Suppose now that for any integer $N\geq 1$ and any bounded operator $A$, the infinite matrices $A^{(N)}$ with entries $$A^{(N)}_{j,k}=\eta(\frac{j}{N}, \frac{k}{N})A_{j,k}$$ form a uniformly bounded sequence, meaning that there exists $C>0$, independent of $N$, so that $$\|A^{(N)}\|_{op}\leq C \|A\|_{op},$$ where $\|\cdot\|_{op}$ denotes the usual operator norm.

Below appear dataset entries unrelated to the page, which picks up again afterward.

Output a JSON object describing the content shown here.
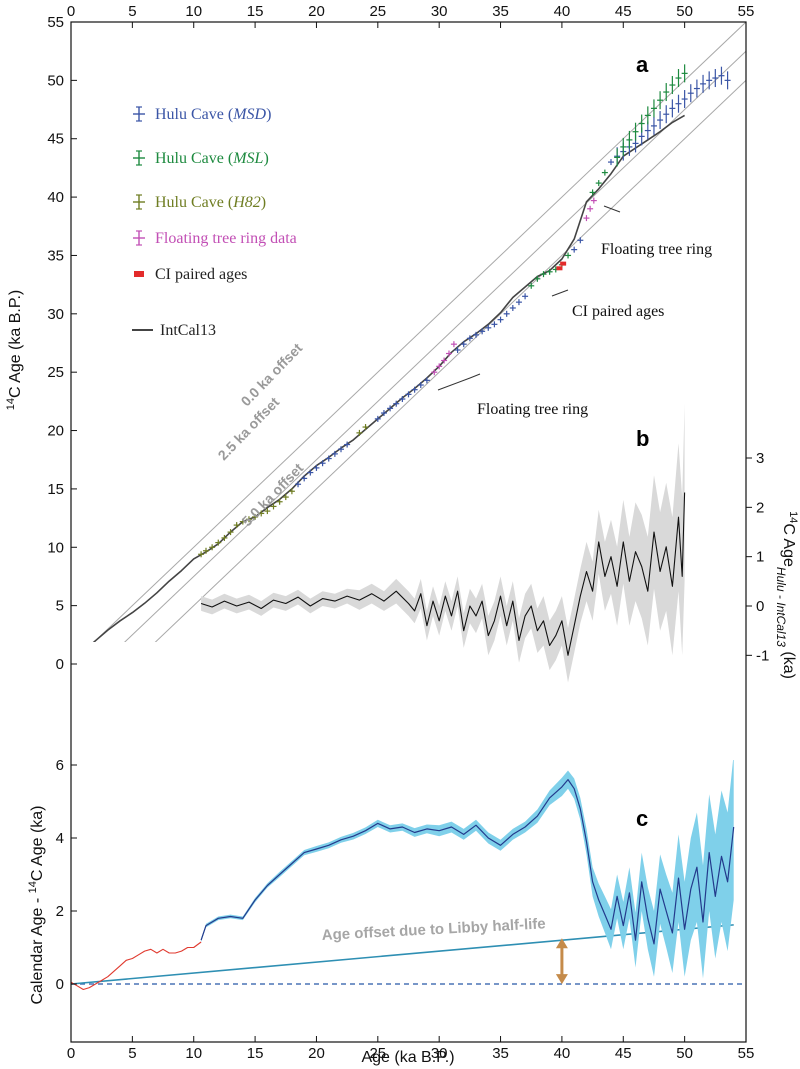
{
  "chart_data": [
    {
      "panel": "a",
      "type": "scatter",
      "panel_label": "a",
      "xlabel": "Age (ka B.P.)",
      "ylabel_parts": {
        "sup": "14",
        "rest": "C Age (ka B.P.)"
      },
      "xlim": [
        0,
        55
      ],
      "ylim": [
        0,
        55
      ],
      "x_ticks": [
        0,
        5,
        10,
        15,
        20,
        25,
        30,
        35,
        40,
        45,
        50,
        55
      ],
      "y_ticks": [
        0,
        5,
        10,
        15,
        20,
        25,
        30,
        35,
        40,
        45,
        50,
        55
      ],
      "offset_lines": [
        {
          "label": "0.0 ka offset",
          "offset": 0
        },
        {
          "label": "2.5 ka offset",
          "offset": 2.5
        },
        {
          "label": "5.0 ka offset",
          "offset": 5.0
        }
      ],
      "legend": [
        {
          "name": "Hulu Cave",
          "suffix": "MSD",
          "color": "#3a55a6",
          "symbol": "errorbar"
        },
        {
          "name": "Hulu Cave",
          "suffix": "MSL",
          "color": "#1d8a3f",
          "symbol": "errorbar"
        },
        {
          "name": "Hulu Cave",
          "suffix": "H82",
          "color": "#6f7d22",
          "symbol": "errorbar"
        },
        {
          "name": "Floating tree ring data",
          "suffix": "",
          "color": "#c24fb5",
          "symbol": "errorbar"
        },
        {
          "name": "CI paired ages",
          "suffix": "",
          "color": "#e32b2b",
          "symbol": "square"
        },
        {
          "name": "IntCal13",
          "suffix": "",
          "color": "#444444",
          "symbol": "line"
        }
      ],
      "annotations": [
        {
          "text": "Floating tree ring",
          "x": 31,
          "y": 26
        },
        {
          "text": "CI paired ages",
          "x": 40,
          "y": 33
        },
        {
          "text": "Floating tree ring",
          "x": 43,
          "y": 39
        }
      ],
      "series": [
        {
          "name": "IntCal13",
          "color": "#444444",
          "x": [
            0,
            1,
            2,
            3,
            4,
            5,
            6,
            7,
            8,
            9,
            10,
            11,
            12,
            13,
            14,
            15,
            16,
            17,
            18,
            19,
            20,
            21,
            22,
            23,
            24,
            25,
            26,
            27,
            28,
            29,
            30,
            31,
            32,
            33,
            34,
            35,
            36,
            37,
            38,
            39,
            40,
            41,
            42,
            43,
            44,
            45,
            46,
            47,
            48,
            49,
            50
          ],
          "y": [
            0,
            1.1,
            2.0,
            2.9,
            3.7,
            4.4,
            5.2,
            6.1,
            7.1,
            8.0,
            9.0,
            9.6,
            10.3,
            11.3,
            12.2,
            12.6,
            13.4,
            14.1,
            15.0,
            16.1,
            17.0,
            17.7,
            18.5,
            19.2,
            20.1,
            21.0,
            21.9,
            22.8,
            23.6,
            24.5,
            25.5,
            26.7,
            27.6,
            28.3,
            29.1,
            30.1,
            31.4,
            32.3,
            33.2,
            33.7,
            34.7,
            36.4,
            39.6,
            40.7,
            42.0,
            43.5,
            44.2,
            44.9,
            45.6,
            46.4,
            47.0
          ]
        },
        {
          "name": "Hulu Cave (H82)",
          "color": "#6f7d22",
          "x": [
            10.6,
            11.0,
            11.5,
            12.0,
            12.5,
            13.0,
            13.5,
            14.0,
            14.5,
            15.0,
            15.5,
            16.0,
            16.5,
            17.0,
            17.5,
            18.0,
            23.5,
            24.0
          ],
          "y": [
            9.4,
            9.7,
            10.0,
            10.4,
            10.8,
            11.3,
            11.9,
            12.2,
            12.4,
            12.6,
            12.9,
            13.1,
            13.5,
            13.9,
            14.3,
            14.8,
            19.8,
            20.3
          ]
        },
        {
          "name": "Hulu Cave (MSD)",
          "color": "#3a55a6",
          "x": [
            18.5,
            19.0,
            19.5,
            20.0,
            20.5,
            21.0,
            21.5,
            22.0,
            22.5,
            25.0,
            25.5,
            26.0,
            26.5,
            27.0,
            27.5,
            28.0,
            28.5,
            29.0,
            31.5,
            32.0,
            32.5,
            33.0,
            33.5,
            34.0,
            34.5,
            35.0,
            35.5,
            36.0,
            36.5,
            37.0,
            41.0,
            41.5,
            44.0,
            44.5,
            45.0,
            45.5,
            46.0,
            46.5,
            47.0,
            47.5,
            48.0,
            48.5,
            49.0,
            49.5,
            50.0,
            50.5,
            51.0,
            51.5,
            52.0,
            52.5,
            53.0,
            53.5
          ],
          "y": [
            15.4,
            15.9,
            16.4,
            16.8,
            17.2,
            17.6,
            18.0,
            18.4,
            18.8,
            21.0,
            21.5,
            21.9,
            22.3,
            22.7,
            23.1,
            23.5,
            23.9,
            24.3,
            26.9,
            27.4,
            27.9,
            28.2,
            28.5,
            28.8,
            29.1,
            29.5,
            30.0,
            30.5,
            31.0,
            31.5,
            35.5,
            36.3,
            43.0,
            43.5,
            43.9,
            44.3,
            44.6,
            45.2,
            45.7,
            46.1,
            46.6,
            47.1,
            47.6,
            48.0,
            48.4,
            48.9,
            49.3,
            49.7,
            50.0,
            50.2,
            50.4,
            50.0
          ]
        },
        {
          "name": "Hulu Cave (MSL)",
          "color": "#1d8a3f",
          "x": [
            37.5,
            38.0,
            38.5,
            39.0,
            39.5,
            40.0,
            40.5,
            42.5,
            43.0,
            43.5,
            44.5,
            45.0,
            45.5,
            46.0,
            46.5,
            47.0,
            47.5,
            48.0,
            48.5,
            49.0,
            49.5,
            50.0
          ],
          "y": [
            32.4,
            33.0,
            33.4,
            33.6,
            33.8,
            34.2,
            35.0,
            40.4,
            41.2,
            42.1,
            43.4,
            44.3,
            44.9,
            45.6,
            46.3,
            47.0,
            47.6,
            48.3,
            49.0,
            49.6,
            50.2,
            50.6
          ]
        },
        {
          "name": "Floating tree ring data",
          "color": "#c24fb5",
          "x": [
            29.6,
            30.0,
            30.4,
            30.8,
            31.2,
            42.0,
            42.3,
            42.6
          ],
          "y": [
            25.0,
            25.5,
            26.0,
            26.6,
            27.4,
            38.2,
            39.0,
            39.7
          ]
        },
        {
          "name": "CI paired ages",
          "color": "#e32b2b",
          "x": [
            39.8,
            40.1
          ],
          "y": [
            33.9,
            34.3
          ]
        }
      ]
    },
    {
      "panel": "b",
      "type": "line",
      "panel_label": "b",
      "ylabel_parts": {
        "sup": "14",
        "rest": "C Age",
        "sub": "Hulu - IntCal13",
        "unit": " (ka)"
      },
      "xlim": [
        0,
        55
      ],
      "ylim": [
        -1.3,
        3.5
      ],
      "y_ticks": [
        -1,
        0,
        1,
        2,
        3
      ],
      "series": [
        {
          "name": "difference",
          "color": "#111111",
          "band_color": "#d9d9d9",
          "x": [
            10.6,
            11.5,
            12.5,
            13.5,
            14.5,
            15.5,
            16.5,
            17.5,
            18.5,
            19.5,
            20.5,
            21.5,
            22.5,
            23.5,
            24.5,
            25.5,
            26.5,
            27.5,
            28.0,
            28.5,
            29.0,
            29.5,
            30.0,
            30.5,
            31.0,
            31.5,
            32.0,
            32.5,
            33.0,
            33.5,
            34.0,
            34.5,
            35.0,
            35.5,
            36.0,
            36.5,
            37.0,
            37.5,
            38.0,
            38.5,
            39.0,
            39.5,
            40.0,
            40.5,
            41.0,
            41.5,
            42.0,
            42.5,
            43.0,
            43.5,
            44.0,
            44.5,
            45.0,
            45.5,
            46.0,
            46.5,
            47.0,
            47.5,
            48.0,
            48.5,
            49.0,
            49.5,
            49.8,
            50.0
          ],
          "y": [
            0.05,
            -0.02,
            0.1,
            0.0,
            0.08,
            -0.05,
            0.12,
            0.05,
            0.18,
            0.0,
            0.15,
            0.1,
            0.2,
            0.12,
            0.25,
            0.1,
            0.3,
            0.05,
            -0.1,
            0.25,
            -0.4,
            0.1,
            -0.3,
            0.2,
            -0.2,
            0.3,
            -0.5,
            0.0,
            -0.2,
            0.1,
            -0.6,
            -0.3,
            0.2,
            -0.4,
            0.1,
            -0.7,
            -0.2,
            0.0,
            -0.5,
            -0.3,
            -0.8,
            -0.6,
            -0.3,
            -1.0,
            -0.4,
            0.2,
            0.7,
            0.3,
            1.3,
            0.6,
            1.0,
            0.4,
            1.3,
            0.5,
            1.1,
            0.8,
            0.3,
            1.5,
            0.7,
            1.2,
            0.4,
            1.8,
            0.6,
            2.3
          ],
          "band": [
            0.15,
            0.15,
            0.15,
            0.15,
            0.15,
            0.15,
            0.15,
            0.15,
            0.15,
            0.15,
            0.15,
            0.15,
            0.15,
            0.2,
            0.2,
            0.2,
            0.25,
            0.25,
            0.25,
            0.3,
            0.3,
            0.3,
            0.3,
            0.3,
            0.3,
            0.3,
            0.35,
            0.35,
            0.35,
            0.35,
            0.4,
            0.4,
            0.4,
            0.4,
            0.4,
            0.45,
            0.45,
            0.45,
            0.45,
            0.5,
            0.5,
            0.5,
            0.5,
            0.55,
            0.55,
            0.55,
            0.6,
            0.6,
            0.65,
            0.7,
            0.75,
            0.8,
            0.85,
            0.9,
            1.0,
            1.05,
            1.1,
            1.15,
            1.2,
            1.3,
            1.4,
            1.5,
            1.6,
            1.8
          ]
        }
      ]
    },
    {
      "panel": "c",
      "type": "line",
      "panel_label": "c",
      "xlabel": "Age (ka B.P.)",
      "ylabel_parts": {
        "pre": "Calendar Age - ",
        "sup": "14",
        "rest": "C Age (ka)"
      },
      "xlim": [
        0,
        55
      ],
      "ylim": [
        -1,
        6.5
      ],
      "x_ticks": [
        0,
        5,
        10,
        15,
        20,
        25,
        30,
        35,
        40,
        45,
        50,
        55
      ],
      "y_ticks": [
        0,
        2,
        4,
        6
      ],
      "libby_label": "Age offset due to Libby half-life",
      "libby_line": {
        "x": [
          0,
          54
        ],
        "y": [
          0,
          1.62
        ],
        "color": "#2e8fb3"
      },
      "zero_line": {
        "y": 0,
        "color": "#4a73b5"
      },
      "arrow": {
        "x": 40,
        "y_from": 0.05,
        "y_to": 1.2,
        "color": "#c58b4a"
      },
      "series": [
        {
          "name": "IntCal13 (0-10.6 ka)",
          "color": "#e03a2f",
          "x": [
            0,
            0.5,
            1,
            1.5,
            2,
            2.5,
            3,
            3.5,
            4,
            4.5,
            5,
            5.5,
            6,
            6.5,
            7,
            7.5,
            8,
            8.5,
            9,
            9.5,
            10,
            10.6
          ],
          "y": [
            0.05,
            -0.05,
            -0.15,
            -0.1,
            0.0,
            0.1,
            0.2,
            0.35,
            0.5,
            0.65,
            0.7,
            0.8,
            0.9,
            0.95,
            0.85,
            0.95,
            0.85,
            0.85,
            0.9,
            1.0,
            1.0,
            1.15
          ]
        },
        {
          "name": "Hulu Cave",
          "color": "#233a8c",
          "band_color": "#7fd0ea",
          "x": [
            10.6,
            11,
            12,
            13,
            14,
            15,
            16,
            17,
            18,
            19,
            20,
            21,
            22,
            23,
            24,
            25,
            26,
            27,
            28,
            29,
            30,
            31,
            32,
            33,
            34,
            35,
            36,
            37,
            38,
            39,
            40,
            40.5,
            41,
            41.5,
            42,
            42.5,
            43,
            43.5,
            44,
            44.5,
            45,
            45.5,
            46,
            46.5,
            47,
            47.5,
            48,
            48.5,
            49,
            49.5,
            50,
            50.5,
            51,
            51.5,
            52,
            52.5,
            53,
            53.5,
            54
          ],
          "y": [
            1.2,
            1.6,
            1.8,
            1.85,
            1.8,
            2.3,
            2.7,
            3.0,
            3.3,
            3.6,
            3.7,
            3.8,
            3.95,
            4.05,
            4.2,
            4.4,
            4.25,
            4.3,
            4.15,
            4.25,
            4.2,
            4.3,
            4.1,
            4.35,
            4.0,
            3.8,
            4.1,
            4.3,
            4.6,
            5.1,
            5.4,
            5.6,
            5.35,
            4.8,
            3.9,
            2.8,
            2.3,
            1.9,
            1.5,
            2.4,
            1.6,
            2.5,
            1.2,
            2.8,
            1.8,
            1.1,
            2.6,
            2.0,
            1.4,
            2.9,
            1.5,
            2.6,
            3.2,
            1.7,
            3.6,
            2.4,
            3.5,
            2.8,
            4.3
          ],
          "band": [
            0.05,
            0.05,
            0.05,
            0.05,
            0.05,
            0.06,
            0.06,
            0.07,
            0.07,
            0.07,
            0.08,
            0.08,
            0.08,
            0.09,
            0.09,
            0.1,
            0.1,
            0.1,
            0.12,
            0.12,
            0.15,
            0.15,
            0.15,
            0.15,
            0.15,
            0.15,
            0.15,
            0.15,
            0.18,
            0.2,
            0.25,
            0.25,
            0.28,
            0.3,
            0.35,
            0.4,
            0.45,
            0.5,
            0.55,
            0.6,
            0.65,
            0.7,
            0.75,
            0.8,
            0.85,
            0.9,
            0.95,
            1.0,
            1.1,
            1.2,
            1.3,
            1.4,
            1.5,
            1.55,
            1.6,
            1.7,
            1.8,
            1.9,
            2.0
          ]
        }
      ]
    }
  ]
}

It is very easy to show that under these assumptions, one can have uniform convergence of $A^{(N)}\to A$ as $N\to \infty$ (i.e. $\|A^{(N)}-A\|_{op}\to 0$) whenever $A$ is a finite matrix (as we have entrywise convergence). By density of the finite matrices and an $\varepsilon/3$-argument it is not so difficult to show that the same happens whenever we restrict to the ideal of compact operators.

What can we say about the convergence of $A^{(N)}\to A$ for an infinite matrix? Of course, the best one can hope for, dropping the compactness of $A$, is convergence in the Strong Operator Topology, but I cannot find an argument that proves my statement. Any help would be appreciated!!!